The Arizona Daily Sun reported that the announcement came three weeks after the university began its academic year online.
As of Monday, 29,594 students were enrolled in classes across all the NAU campuses, with more than 6,000 students living in university-owned residence halls. Some faculty members have continued to raise concerns about the return to campus as Coconino County health officials reported an additional 55 cases last week, increasing the total to 3,205 confirmed virus cases.
Lawsuit: Teen burned when pinned on hot sidewalk by officers
PHOENIX — A lawsuit alleges a 17-year-old girl suffered second-degree burns on her arms last summer when Phoenix officers pinned her on a hot sidewalk during an arrest. The lawsuit filed Monday by the teen said the arrest occurred on a day when temperatures reached 113 degrees Fahrenheit.
The teen was involved in a fight against another student at a bus stop. Police say the teen refused to listen to officers and began to kick and pull away.

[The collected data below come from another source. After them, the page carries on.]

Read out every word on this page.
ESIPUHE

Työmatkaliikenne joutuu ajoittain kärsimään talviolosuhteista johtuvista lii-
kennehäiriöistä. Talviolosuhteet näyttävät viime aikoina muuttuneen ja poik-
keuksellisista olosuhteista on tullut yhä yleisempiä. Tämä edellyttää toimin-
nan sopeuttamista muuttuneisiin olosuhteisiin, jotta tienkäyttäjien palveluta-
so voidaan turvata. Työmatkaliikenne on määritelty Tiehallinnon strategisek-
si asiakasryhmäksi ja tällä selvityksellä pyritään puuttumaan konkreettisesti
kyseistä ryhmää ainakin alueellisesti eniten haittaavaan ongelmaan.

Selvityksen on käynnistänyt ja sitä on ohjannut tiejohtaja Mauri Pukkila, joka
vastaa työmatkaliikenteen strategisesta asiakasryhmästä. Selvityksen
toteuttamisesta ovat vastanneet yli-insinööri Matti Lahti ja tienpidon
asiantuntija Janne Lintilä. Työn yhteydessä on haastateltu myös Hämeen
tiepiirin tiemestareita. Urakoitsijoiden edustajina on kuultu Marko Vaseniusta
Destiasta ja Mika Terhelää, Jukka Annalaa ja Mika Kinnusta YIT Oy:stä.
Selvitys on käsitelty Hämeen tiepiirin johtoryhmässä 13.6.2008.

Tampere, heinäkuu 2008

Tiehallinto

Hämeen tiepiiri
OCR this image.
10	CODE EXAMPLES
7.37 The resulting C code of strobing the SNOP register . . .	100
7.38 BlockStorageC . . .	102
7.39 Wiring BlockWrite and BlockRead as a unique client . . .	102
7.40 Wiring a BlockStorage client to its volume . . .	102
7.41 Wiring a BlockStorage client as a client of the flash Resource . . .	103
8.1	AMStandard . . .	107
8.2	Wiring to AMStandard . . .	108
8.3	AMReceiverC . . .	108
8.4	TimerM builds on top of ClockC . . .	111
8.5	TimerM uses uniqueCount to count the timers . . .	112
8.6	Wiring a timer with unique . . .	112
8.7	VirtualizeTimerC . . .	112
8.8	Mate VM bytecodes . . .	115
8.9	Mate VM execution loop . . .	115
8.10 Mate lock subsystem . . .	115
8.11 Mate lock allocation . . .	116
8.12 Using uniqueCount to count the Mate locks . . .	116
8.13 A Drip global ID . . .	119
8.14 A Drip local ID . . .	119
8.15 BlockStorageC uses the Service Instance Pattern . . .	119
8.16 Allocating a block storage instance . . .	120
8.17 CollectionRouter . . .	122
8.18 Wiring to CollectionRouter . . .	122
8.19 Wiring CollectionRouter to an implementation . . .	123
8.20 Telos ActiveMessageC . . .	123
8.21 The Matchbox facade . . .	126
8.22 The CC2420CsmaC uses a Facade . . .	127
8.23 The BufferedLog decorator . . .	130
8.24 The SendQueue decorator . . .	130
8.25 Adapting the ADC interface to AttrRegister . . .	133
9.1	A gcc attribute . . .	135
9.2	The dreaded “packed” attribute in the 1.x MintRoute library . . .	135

They say the officers didn’t violate its use of force policy.
The Associated Press isn’t naming the girl because it generally doesn’t identify juveniles charged with crimes.
Mexico’s New War Against Junk Food
Processed food and drinks will carry a significantly big tag on its content, and some states banning the sales of these products to the underaged population.
This is the new wave of Mexico’s so-called “anti-junk food laws.”
Like in the U.S., Mexico faces a severe obesity and overweight problem. The authorities are trying to stop those health issues with a new labeling system for processed food, while banning the sales of those products to the underaged. But the strategy is being confronted, and even considered a distractor from the pandemic.
Virus crisis easing across Sun Belt but could heat up again
The torrid coronavirus summer across the Sun Belt is easing after two disastrous months that brought more than 35,000 deaths. Whether the outbreak will heat up again after Labor Day and the resumption of school and football in the land of Friday Night Lights remains to be seen.
Seven of the nine states along the nation’s Southern and Western rim are seeing drops in three important gauges — new deaths, new cases and the percentage of tests coming back positive for the virus. Alabama is the only state in the region to see all three numbers rising; Mississippi’s deaths are up, but positive rates and cases are dropping.